Поток этих неприятных размышлений был прерван, когда спустя несколько минут Эммелайн сошла вниз, одетая по-домашнему. При ее появлении горничные с облегчением вздохнули. Грейсон без всяких околичностей спросил у матери, не была ли она только что в гавани. Она рассмеялась — пожалуй, слишком громко — и уверила его в том, что он не мог ее видеть, поскольку она весь день пробыла дома.

Правда ли это? С чего бы она стала лгать? А если его мать не пробыла весь день дома, тогда почему она, женщина безупречного поведения, встретилась с мужчиной, не являющимся ее мужем, в той части города, которую приличные леди обходят стороной?

Грейсон громко захлопнул дверь «Белого лебедя» и, стуча каблуками, направился через холл к лестнице. Собака Софи вышла к нему, потягиваясь с таким видом, будто только что проснулась.

— Софи! — позвал он.

Он хотел увидеть ее, чтобы привести в порядок взбаламученные мысли. Он сейчас не думал о своих чувствах к Софи. Желание, сильное и бурное, не походило ни на что испытанное им доселе. Он не может без нее жить. Эта женщина сводит его с ума почти так же, как и его мать. Только совсем по другой причине.

— Софи! — позвал он нетерпеливо, и голос его эхом отдавался от мрамора и высоких потолков.

Но никто не отозвался. В доме, судя по всему, не было никого, кроме собаки. Грейсон тихонько выругался.

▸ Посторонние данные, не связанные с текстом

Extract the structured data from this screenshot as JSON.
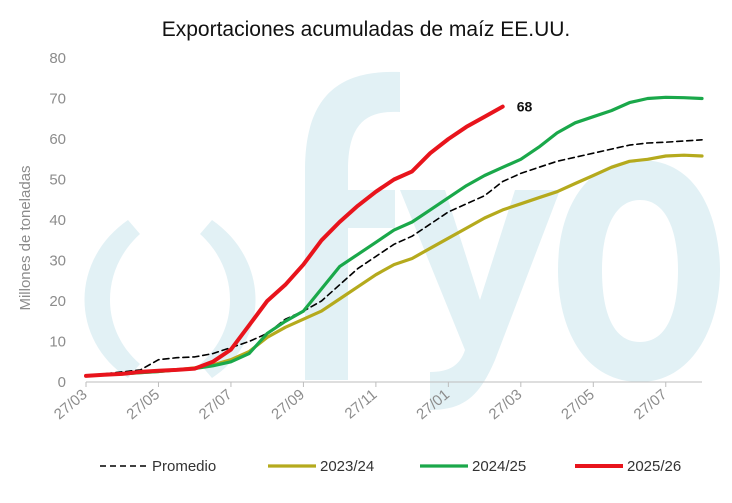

Ему нужно было поработать, он приказал себе идти в контору, но был слишком взбудоражен, чтобы спокойно сидеть за столом. Он бродил из одной комнаты в другую, рядом плелась, прихрамывая, любимица Софи. Грейсон никого не нашел. И поговорить ему было не с кем.

Вечером ему предстояло посетить важный светский прием, а его шкаф в отеле был пуст, одежда, которая валялась на полу, была наконец унесена в чистку. Но в этом доме наверху у него было много одежды.

Он снова вернулся в холл, собака ковыляла следом. Грейсон остановился и посмотрел на нее. Собака посмотрела на него. Они представляли собой достойное зрелище. Он это понимал. Два одиноких существа, по иронии судьбы оказавшиеся вместе.

— Идем туда, — приказал он, направляясь в сторону кухни.

Собака склонила голову набок и покорно пошла за ним.

Грейсон поднимался по лестнице, когда его остановило тихое поскуливание. Оглянувшись, он увидел, что собака пытается подняться по ступенькам и скулит, потому что не может его догнать.

Грейсон раздраженно заворчал. Но когда собака остановилась, тяжело дыша, и посмотрела на него большими черными глазами, Грейсону ничего не оставалось, как сойти вниз, чтобы ей помочь.

— Ты сводишь меня с ума, совсем как Софи, — сердито пробурчал он, хотя на самом деле совсем не сердился. Он сгреб псину в охапку и пошел с ней наверх, не переставая чертыхаться.

Но не успел он подняться на три ступеньки, как стук в дверь возвестил о чьем-то приходе. Грейсон спустился вниз, осторожно поставил собаку на пол и открыл дверь в тот момент, когда стук возобновился.

— Ну и ну, — произнес какой-то человек. — Ты что же, бросил юриспруденцию и подался в дворецкие? — Грейсон радостно улыбнулся:

— Лукас! — Он протянул руку своему младшему брату. Лукас уклонился от рукопожатия и схватил Грейсона в крепкие, прямо — таки сокрушительные объятия.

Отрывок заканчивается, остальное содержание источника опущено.